Montag, 31. August 2015

[Rezension] Lavendelmond von Mella Dumont



 Was tust du, wenn du von der Schwester deiner großen Liebe heimlich um Hilfe gebeten wirst? Lina kann Gefühle als farbige Auren sehen und wollte sich in den Semesterferien eigentlich auf den Unterricht in dieser besonderen Fähigkeit konzentrieren. Außerdem kümmert sie sich um ihre Tante, die nach einem Angriff durch den Wagner-Clan – dem auch ihr Freund Leo angehört – ins Koma gefallen ist. Doch Leos quirlige Schwester wirbelt Linas Alltag bald gründlich durcheinander. Und obwohl Tante Mel kein Wort sprechen kann, spinnen sich die alten Fäden ihres Feldzuges gegen die Wagners bis in die Gegenwart: Lina erhält eine skandalträchtige Nachricht – und natürlich sind alle davon überzeugt, dass sie sich auf den Spuren ihrer Tante kopfüber ins Verderben stürzt


Buchformate: Taschenbuch / E-Book
Seitenzahl:346
Originalsprache: Deutsch
Kosten: 11,99 € / 3,99 €


Lina hat überlebt und ist eine der mächtigsten im Mahler-Clan. Als Leos Schwester auftaucht, wirbelt sie Linas Leben auf, denn sie darf Leo nicht verraten, dass Marie bei ihr ist. Nebenbei soll sie zu einer Lehrerin gehen, die ihr unsympathisch erscheint und alles daran tut um Linas Fähigkeiten zu bremsen. Als sie einen mysteriösen Brief ihrer Tante erhält, ahnt sie, dass alles zusammen zu hängen scheint und gerät wieder in Gefahr.


Lange habe ich für diese Rezi gebraucht, denn das Buch habe ich schon vor sehr langer Zeit gelesen und auch die Rezi schon geschrieben. Nur vergessen zu veröffentlichen.

Lange hat man auf dieses Buch gewartet und endlich ist es da. Wenn man so lange auf ein Buch wartet, dann hat man natürlich hohe Ansprüche. Und die wurden größenteils erfüllt. Ich hatte ein paar Lücken, weil es wirklich lange her war.
Das Buch ist voller Spannung, da man von Anfang an ahnt, dass etwas nicht stimmt und irgendwie alles zusammenhängen muss, aber einem immer nur kleine Happen vorgeworfen werden und es erst relativ aufgeklärt wird. Die Handlung ist chronologisch und springt nicht hin und her.

Ich bin ein Fan von Büchern in der Ich-Perpektive. Dieses Buch hat einen allwissenden Erzähler, aber das passt hier auch perfekt rein. Die Wortwahl fand ich sehr gelungen und der Schreibstil hat mich von der ersten Seite an in den Bann gezogen. Ich konnte das Buch kaum aus der Hand legen, so sehr hat es mir gefallen.

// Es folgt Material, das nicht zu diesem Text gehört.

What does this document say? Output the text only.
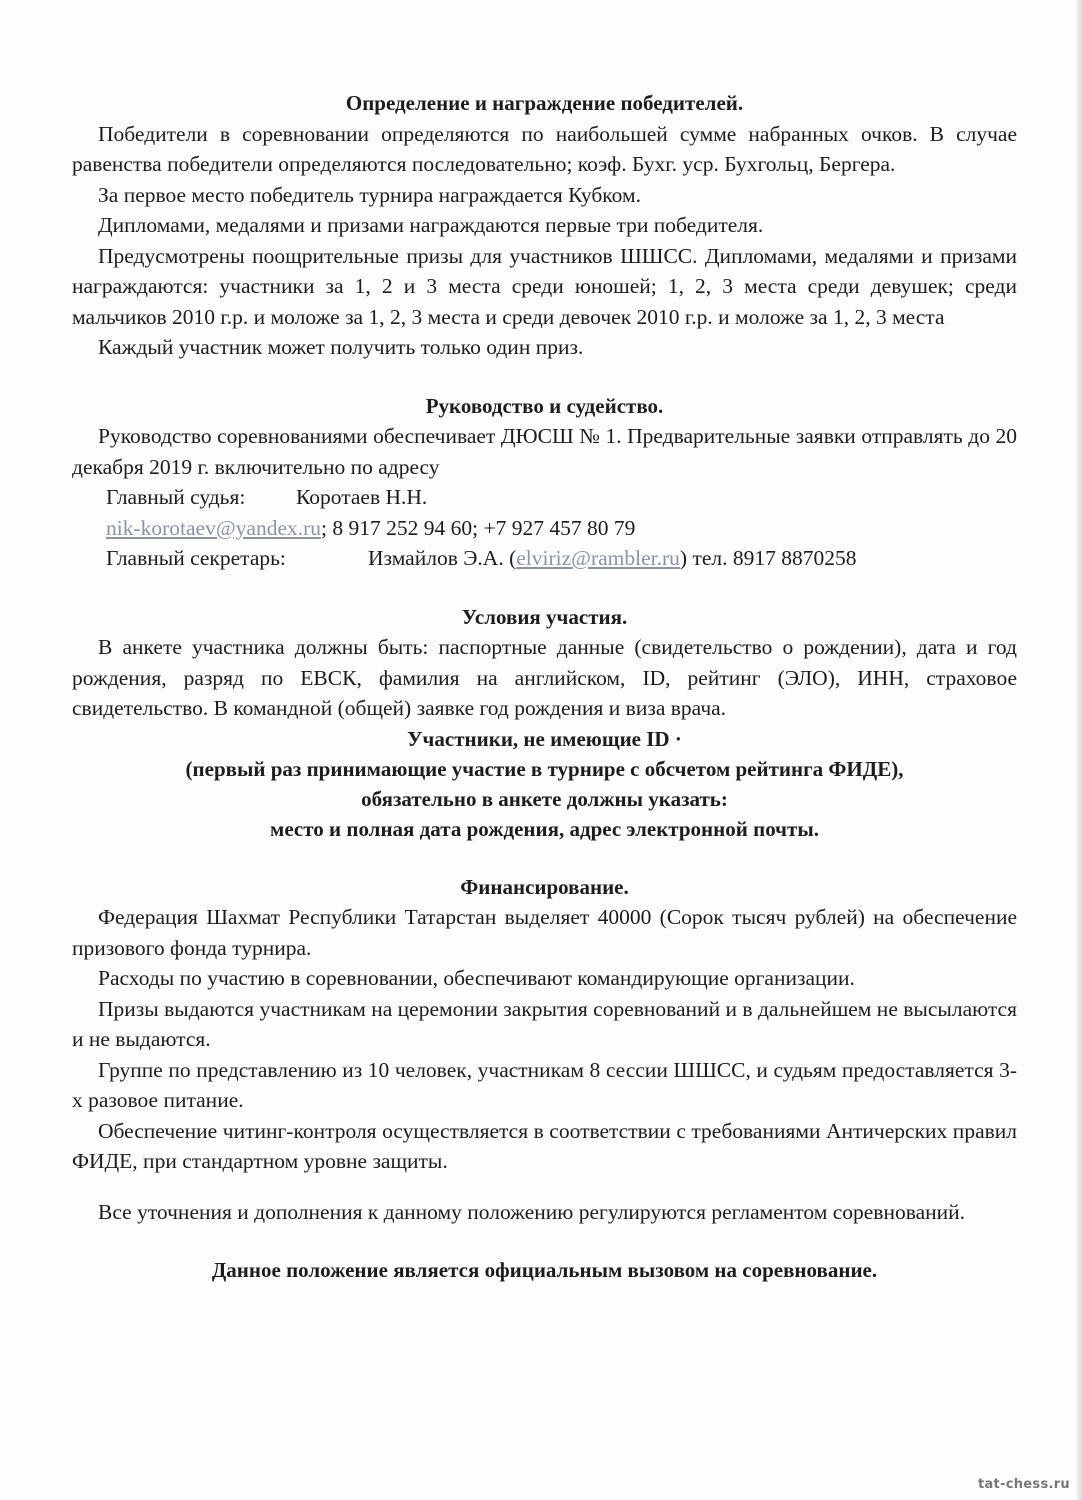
Определение и награждение победителей.

Победители в соревновании определяются по наибольшей сумме набранных очков. В случае равенства победители определяются последовательно; коэф. Бухг. уср. Бухгольц, Бергера.

За первое место победитель турнира награждается Кубком.

Дипломами, медалями и призами награждаются первые три победителя.

Предусмотрены поощрительные призы для участников ШШСС. Дипломами, медалями и призами награждаются: участники за 1, 2 и 3 места среди юношей; 1, 2, 3 места среди девушек; среди мальчиков 2010 г.р. и моложе за 1, 2, 3 места и среди девочек 2010 г.р. и моложе за 1, 2, 3 места

Каждый участник может получить только один приз.

Руководство и судейство.

Руководство соревнованиями обеспечивает ДЮСШ № 1. Предварительные заявки отправлять до 20 декабря 2019 г. включительно по адресу

Главный судья: Коротаев Н.Н.

nik-korotaev@yandex.ru; 8 917 252 94 60; +7 927 457 80 79

Главный секретарь:	Измайлов Э.А. (elviriz@rambler.ru) тел. 8917 8870258

Условия участия.

В анкете участника должны быть: паспортные данные (свидетельство о рождении), дата и год рождения, разряд по ЕВСК, фамилия на английском, ID, рейтинг (ЭЛО), ИНН, страховое свидетельство. В командной (общей) заявке год рождения и виза врача.

Участники, не имеющие ID ·

(первый раз принимающие участие в турнире с обсчетом рейтинга ФИДЕ),

обязательно в анкете должны указать:

место и полная дата рождения, адрес электронной почты.

Финансирование.

Федерация Шахмат Республики Татарстан выделяет 40000 (Сорок тысяч рублей) на обеспечение призового фонда турнира.

Расходы по участию в соревновании, обеспечивают командирующие организации.

Призы выдаются участникам на церемонии закрытия соревнований и в дальнейшем не высылаются и не выдаются.

Группе по представлению из 10 человек, участникам 8 сессии ШШСС, и судьям предоставляется 3-х разовое питание.

Обеспечение читинг-контроля осуществляется в соответствии с требованиями Античерских правил ФИДЕ, при стандартном уровне защиты.

Все уточнения и дополнения к данному положению регулируются регламентом соревнований.

Данное положение является официальным вызовом на соревнование.

tat-chess.ru
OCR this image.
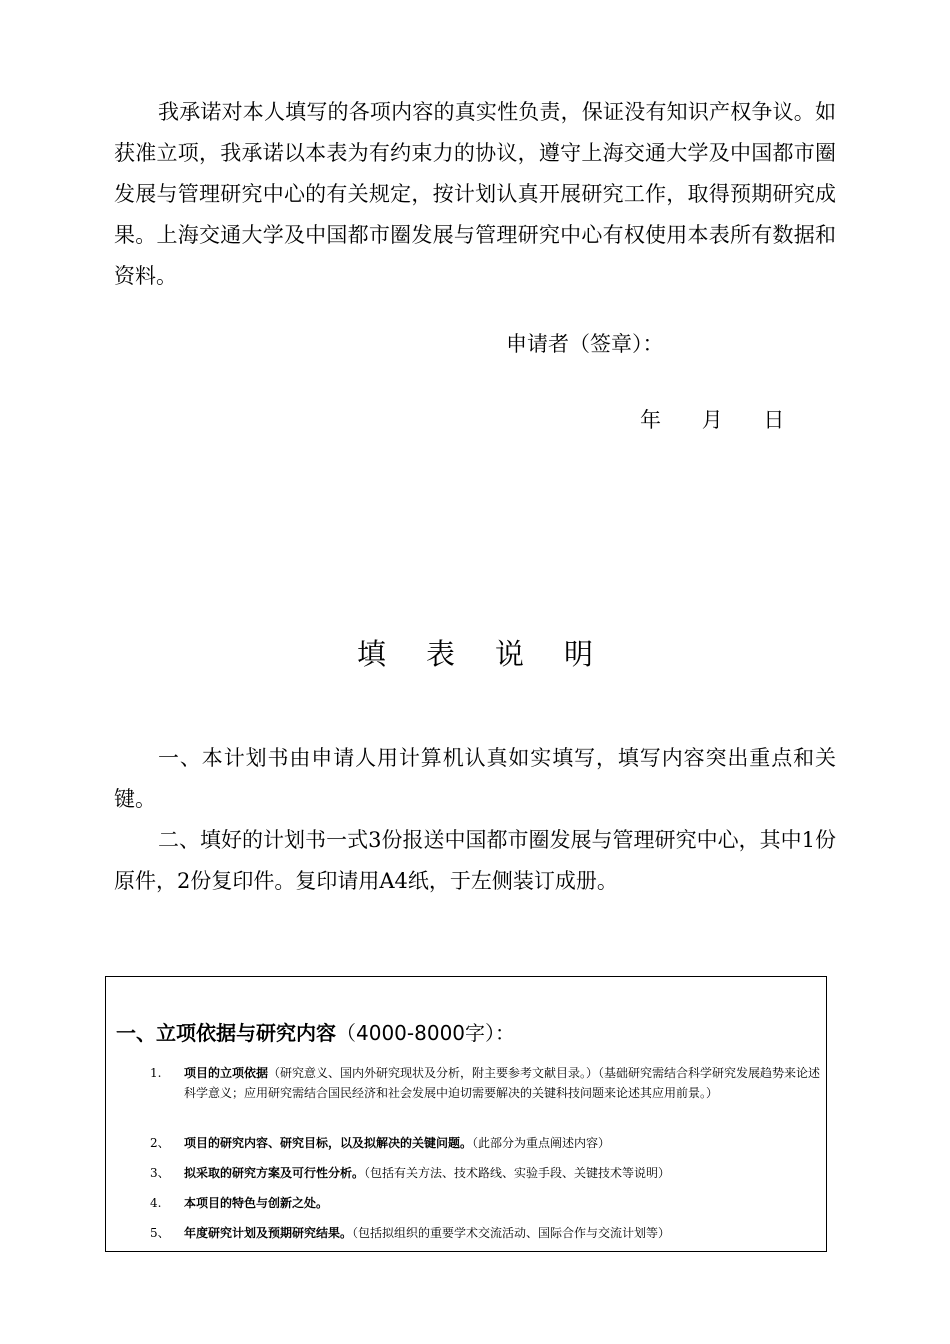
我承诺对本人填写的各项内容的真实性负责，保证没有知识产权争议。如获准立项，我承诺以本表为有约束力的协议，遵守上海交通大学及中国都市圈发展与管理研究中心的有关规定，按计划认真开展研究工作，取得预期研究成果。上海交通大学及中国都市圈发展与管理研究中心有权使用本表所有数据和资料。

申请者（签章）：
年 月 日
填表说明

一、本计划书由申请人用计算机认真如实填写，填写内容突出重点和关键。

二、填好的计划书一式3份报送中国都市圈发展与管理研究中心，其中1份原件，2份复印件。复印请用A4纸，于左侧装订成册。

一、立项依据与研究内容（4000-8000字）：
1. 项目的立项依据（研究意义、国内外研究现状及分析，附主要参考文献目录。）（基础研究需结合科学研究发展趋势来论述科学意义；应用研究需结合国民经济和社会发展中迫切需要解决的关键科技问题来论述其应用前景。）
2、 项目的研究内容、研究目标，以及拟解决的关键问题。（此部分为重点阐述内容）
3、 拟采取的研究方案及可行性分析。（包括有关方法、技术路线、实验手段、关键技术等说明）
4. 本项目的特色与创新之处。
5、 年度研究计划及预期研究结果。（包括拟组织的重要学术交流活动、国际合作与交流计划等）
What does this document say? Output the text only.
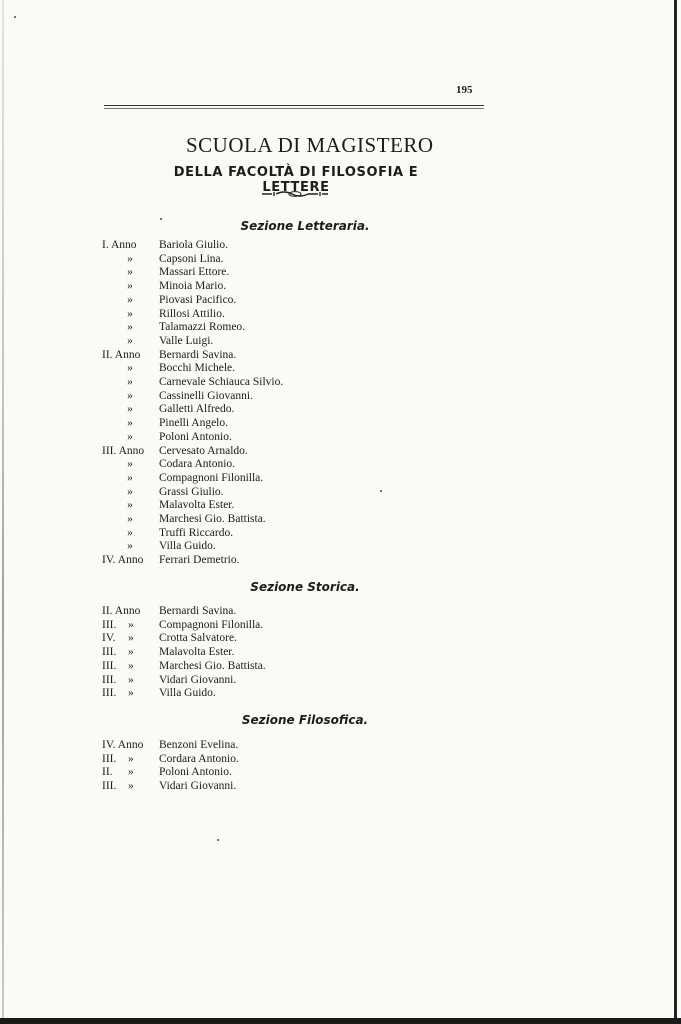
195
SCUOLA DI MAGISTERO
DELLA FACOLTÀ DI FILOSOFIA E LETTERE
Sezione Letteraria.
I. Anno	Bariola Giulio.
»	Capsoni Lina.
»	Massari Ettore.
»	Minoia Mario.
»	Piovasi Pacifico.
»	Rillosi Attilio.
»	Talamazzi Romeo.
»	Valle Luigi.
II. Anno	Bernardi Savina.
»	Bocchi Michele.
»	Carnevale Schiauca Silvio.
»	Cassinelli Giovanni.
»	Galletti Alfredo.
»	Pinelli Angelo.
»	Poloni Antonio.
III. Anno	Cervesato Arnaldo.
»	Codara Antonio.
»	Compagnoni Filonilla.
»	Grassi Giulio.
»	Malavolta Ester.
»	Marchesi Gio. Battista.
»	Truffi Riccardo.
»	Villa Guido.
IV. Anno	Ferrari Demetrio.
Sezione Storica.
II. Anno	Bernardi Savina.
III.	» Compagnoni Filonilla.
IV.	» Crotta Salvatore.
III.	» Malavolta Ester.
III.	» Marchesi Gio. Battista.
III.	» Vidari Giovanni.
III.	» Villa Guido.
Sezione Filosofica.
IV. Anno	Benzoni Evelina.
III.	» Cordara Antonio.
II.	» Poloni Antonio.
III.	» Vidari Giovanni.
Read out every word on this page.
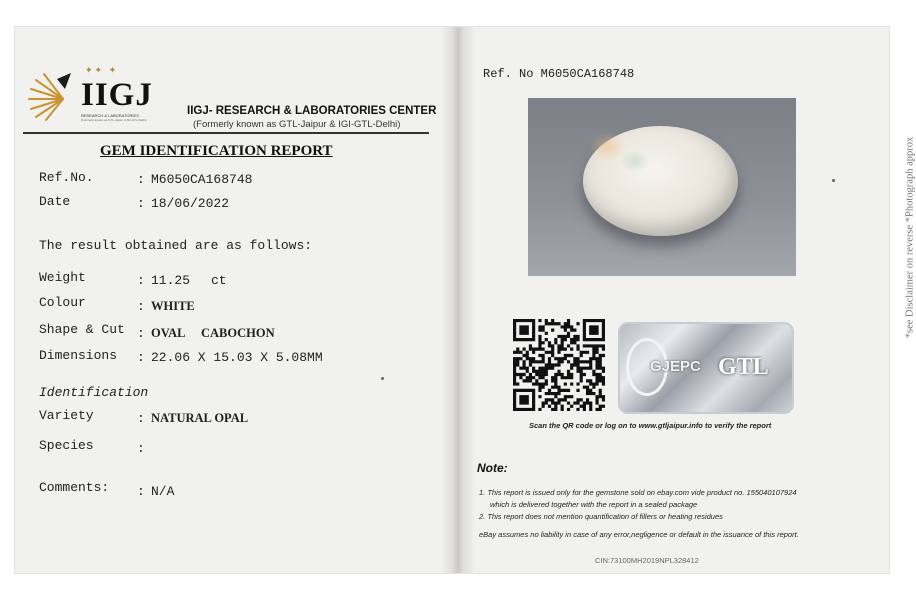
✦✦ ✦
IIGJ
RESEARCH & LABORATORIES
(Formerly known as GTL-Jaipur & IGI-GTL-Delhi)
IIGJ- RESEARCH & LABORATORIES CENTER
(Formerly known as GTL-Jaipur & IGI-GTL-Delhi)
GEM IDENTIFICATION REPORT
Ref.No.	: M6050CA168748
Date	: 18/06/2022
The result obtained are as follows:
Weight	: 11.25 ct
Colour	: WHITE
Shape & Cut : OVAL CABOCHON
Dimensions : 22.06 X 15.03 X 5.08MM
Identification
Variety	: NATURAL OPAL
Species	:
Comments: : N/A
Ref. No M6050CA168748
*see Disclaimer on reverse *Photograph approx
GJEPC GTL
Scan the QR code or log on to www.gtljaipur.info to verify the report
Note:
1. This report is issued only for the gemstone sold on ebay.com vide product no. 155040107924
which is delivered together with the report in a sealed package
2. This report does not mention quantification of fillers or heating residues
eBay assumes no liability in case of any error,negligence or default in the issuance of this report.
CIN:73100MH2019NPL328412
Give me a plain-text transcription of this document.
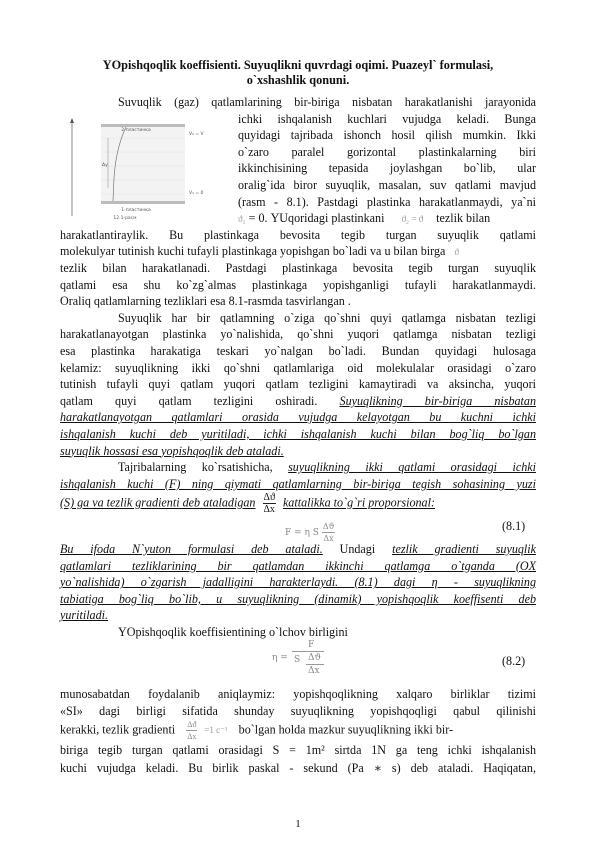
YOpishqoqlik koeffisienti. Suyuqlikni quvrdagi oqimi. Puazeyl` formulasi,
o`xshashlik qonuni.
2-пластинка
1-пластинка
V₂ = V
V₁ = 0
Δy
12.1-расм
Suvuqlik (gaz) qatlamlarining bir-biriga nisbatan harakatlanishi jarayonida
ichki ishqalanish kuchlari vujudga keladi. Bunga
quyidagi tajribada ishonch hosil qilish mumkin. Ikki
o`zaro paralel gorizontal plastinkalarning biri
ikkinchisining tepasida joylashgan bo`lib, ular
oralig`ida biror suyuqlik, masalan, suv qatlami mavjud
(rasm - 8.1). Pastdagi plastinka harakatlanmaydi, ya`ni
ϑ₁ = 0. YUqoridagi plastinkani ϑ₂ = ϑ tezlik bilan
harakatlantiraylik. Bu plastinkaga bevosita tegib turgan suyuqlik qatlami
molekulyar tutinish kuchi tufayli plastinkaga yopishgan bo`ladi va u bilan birga ϑ
tezlik bilan harakatlanadi. Pastdagi plastinkaga bevosita tegib turgan suyuqlik
qatlami esa shu ko`zg`almas plastinkaga yopishganligi tufayli harakatlanmaydi.
Oraliq qatlamlarning tezliklari esa 8.1-rasmda tasvirlangan .
Suyuqlik har bir qatlamning o`ziga qo`shni quyi qatlamga nisbatan tezligi
harakatlanayotgan plastinka yo`nalishida, qo`shni yuqori qatlamga nisbatan tezligi
esa plastinka harakatiga teskari yo`nalgan bo`ladi. Bundan quyidagi hulosaga
kelamiz: suyuqlikning ikki qo`shni qatlamlariga oid molekulalar orasidagi o`zaro
tutinish tufayli quyi qatlam yuqori qatlam tezligini kamaytiradi va aksincha, yuqori
qatlam quyi qatlam tezligini oshiradi. Suyuqlikning bir-biriga nisbatan
harakatlanayotgan qatlamlari orasida vujudga kelayotgan bu kuchni ichki
ishqalanish kuchi deb yuritiladi, ichki ishqalanish kuchi bilan bog`liq bo`lgan
suyuqlik hossasi esa yopishqoqlik deb ataladi.
Tajribalarning ko`rsatishicha, suyuqlikning ikki qatlami orasidagi ichki
ishqalanish kuchi (F) ning qiymati qatlamlarning bir-biriga tegish sohasining yuzi
(S) ga va tezlik gradienti deb ataladigan $\frac{\Delta ϑ}{\Delta x}$ kattalikka to`g`ri proporsional:
F = η S $\frac{\Delta ϑ}{\Delta x}$	(8.1)
Bu ifoda N`yuton formulasi deb ataladi. Undagi tezlik gradienti suyuqlik
qatlamlari tezliklarining bir qatlamdan ikkinchi qatlamga o`tganda (OX
yo`nalishida) o`zgarish jadalligini harakterlaydi. (8.1) dagi η - suyuqlikning
tabiatiga bog`liq bo`lib, u suyuqlikning (dinamik) yopishqoqlik koeffisenti deb
yuritiladi.
YOpishqoqlik koeffisientining o`lchov birligini
η =
F
S Δϑ
Δx
(8.2)
munosabatdan foydalanib aniqlaymiz: yopishqoqlikning xalqaro birliklar tizimi
«SI» dagi birligi sifatida shunday suyuqlikning yopishqoqligi qabul qilinishi
kerakki, tezlik gradienti $\frac{\Delta ϑ}{\Delta x} =1$ c⁻¹ bo`lgan holda mazkur suyuqlikning ikki bir-
biriga tegib turgan qatlami orasidagi S = 1m² sirtda 1N ga teng ichki ishqalanish
kuchi vujudga keladi. Bu birlik paskal - sekund (Pa ∗ s) deb ataladi. Haqiqatan,
1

Lina, die Hauptprotagonistin, bleibt einem auch weiterhin sympathisch. Sie ist ein Mensch, der nicht viele Freunde hat, aber für ihre Freunde, würde sie alles tun. Eine Eigenschaft, die sie auch vorher schon hatte. Sie ist vom Charakter her genauso, wie ich sie in Erinnerung hatte und entwickelt sich mit der Geschichte.
Leo und Angi sind genauso wie im ersten Buch, nur haben sie einen noch größeren Beschützerinstinkt entwickelt. Was mich ein wenig verwirrt hatte war, dass Angi so war wie immer. Im letzten Band wurde sie entführt und wäre fast gestorben, aber davon hat man gar nichts gemerkt.
Darko, bzw. Marius dagegen hat sich komplett verändert. Im Laufe der Geschichte erfährt man aber auch wieso.
Bine war mir von Anfang an sehr sympathisch. Marie dagegen habe ich etwas misstrauisch betrachtet, weil die Situation etwas komisch wirkte. Später aber habe ich auch sie ins Herz geschlossen.


Zusammengefasst kann ich sagen, dass mir dieses Buch sehr gut gefallen hat. Selbst nach langer Pause bin ich schnell wieder in das Buch rein gekommen. Die Protagonisten sind alle sympathisch und man muss sie einfach mögen. Ich kann das Buch nur empfehlen.